Wie man Jihadisten kuriert
UN-Experten kritisieren, dass Österreich zu wenig gegen Extremismus tut. Zugleich geht die Zahl der Jihadisten zurück. Wie passt das zusammen?
Österreich tue zu wenig und das Falsche gegen Radikalisierung – zu diesem Befund ist eine Expertenmission der Vereinten Nationen gekommen ( der
STANDARD berichtete). Gleichzeitig geht die Zahl der jungen Männer und Frauen, die Österreich verlassen, um sich dem Kampf für den „Islamischen Staat“(IS) anzuschließen, seit Jahren zurück. Wie passt das zusammen?

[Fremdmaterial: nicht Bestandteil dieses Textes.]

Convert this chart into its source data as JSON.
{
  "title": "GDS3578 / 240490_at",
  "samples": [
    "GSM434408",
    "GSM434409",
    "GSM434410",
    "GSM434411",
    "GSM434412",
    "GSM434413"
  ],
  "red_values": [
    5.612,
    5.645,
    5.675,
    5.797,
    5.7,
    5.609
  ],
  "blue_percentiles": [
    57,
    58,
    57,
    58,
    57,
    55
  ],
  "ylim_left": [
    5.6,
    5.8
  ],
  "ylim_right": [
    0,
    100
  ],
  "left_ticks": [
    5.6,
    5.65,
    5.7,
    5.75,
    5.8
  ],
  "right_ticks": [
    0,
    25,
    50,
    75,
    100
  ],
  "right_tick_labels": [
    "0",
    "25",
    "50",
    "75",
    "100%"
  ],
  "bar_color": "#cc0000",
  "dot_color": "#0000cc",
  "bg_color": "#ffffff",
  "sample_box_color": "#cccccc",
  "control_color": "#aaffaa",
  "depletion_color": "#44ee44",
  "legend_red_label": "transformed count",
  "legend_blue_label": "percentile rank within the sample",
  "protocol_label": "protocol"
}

Dass die Zahl der Ausreisen heimischer Jihadisten rückläufig ist und jene der Rückkehrer stagniert, liege weniger an erfolgreicher Arbeit in Österreich als an den Entwicklungen im Nahen Osten, sagt der Politikwissenschafter Thomas Schmidinger. Einerseits sei der IS unattraktiver als früher – „ein besiegtes Kalifat ist weniger sexy als ein sich ausbreitendes“, meint Schmidinger.
Andererseits sei auch für jene, die immer noch bereit sind, für den IS zu kämpfen, das Durchkommen viel schwieriger geworden. Wegen der Gebietsverluste der IS-Milizen sei es seit zwei Jahren praktisch unmöglich, direkt über die Türkei in IS-kontrolliertes Gebiet zu reisen.
Die Kritik der UN-Experten hält Schmidinger für gerechtfertigt. Seit der Gründung der Beratungsstelle Extremismus im Dezember 2014 sei „nicht mehr viel passiert“. Zwar gebe es Akteure, die gezielt mit Betroffenen arbeiten. Darüber hinaus gebe es aber wenig systemische Prävention, also Strategien, um der Radikalisierung den Nährboden zu entziehen. Diese Kritik hatten auch die UN-Experten geübt. „Die größte Gefahrenquelle sind junge Männer, die viel Tagesfreizeit haben und damit nichts anzufangen wissen“, sagt Schmidinger. Eine bessere Integration benachteiligter Jugendlicher in Bildung und Arbeitsmarkt sei die beste Prävention. Derzeit passiere eher „das Gegenteil“: Ein vor allem in Wahlkampfzeiten muslimenfeindlicher Diskurs drohe die „wachsende Entfremdung“dieser Jugendlichen noch zu verstärken.
„Überrascht“vom Befund der UN-Mission ist hingegen der Präventionsexperte Moussa Al-Hassan Diaw vom Verein Derad. Er hält ihn für einseitig. „Es wird so dargestellt, als gebe es gar nichts im Bereich der Prävention. Das ist nicht der Fall“, sagt Diaw, dessen Verein im direkten Kontakt mit gefährdeten oder betroffenen Personen ist und auch mit verurteilten Extremisten in Haftanstalten arbeitet.
Aussteigerprogramm fehlt
Derad ist auch in der Präventionsforschung tätig und bietet Schulungen für Lehrer, Polizisten und die Justizwache an. Die Ausgaben werden mit dem Justizministerium abgerechnet, ein kleines Büro, in dem Klientengespräche stattfinden, wird ebenfalls von der Justiz bezahlt, aber darüber hinaus gibt es keinerlei Basis- oder Projektfinanzierung.
Ein offizielles Aussteigerprogramm für Jihadisten und Rechtsextremisten, wie in vielen anderen europäischen Ländern erprobt, gibt es in Österreich noch nicht. Ein 2017 gestartetes Pilotprojekt soll noch bis zum Herbst laufen, es zielt allerdings nur auf islamischen Extremismus ab.
Bis Oktober soll das unter ExInnenminister Wolfgang Sobotka (ÖVP) gegründete Anti-Extremismus-Netzwerk, in dem Ministerien, alle Bundesländer und dutzende NGOs zusammenarbeiten, ein Strategiepapier zur Radikalismusprävention entwickelt haben.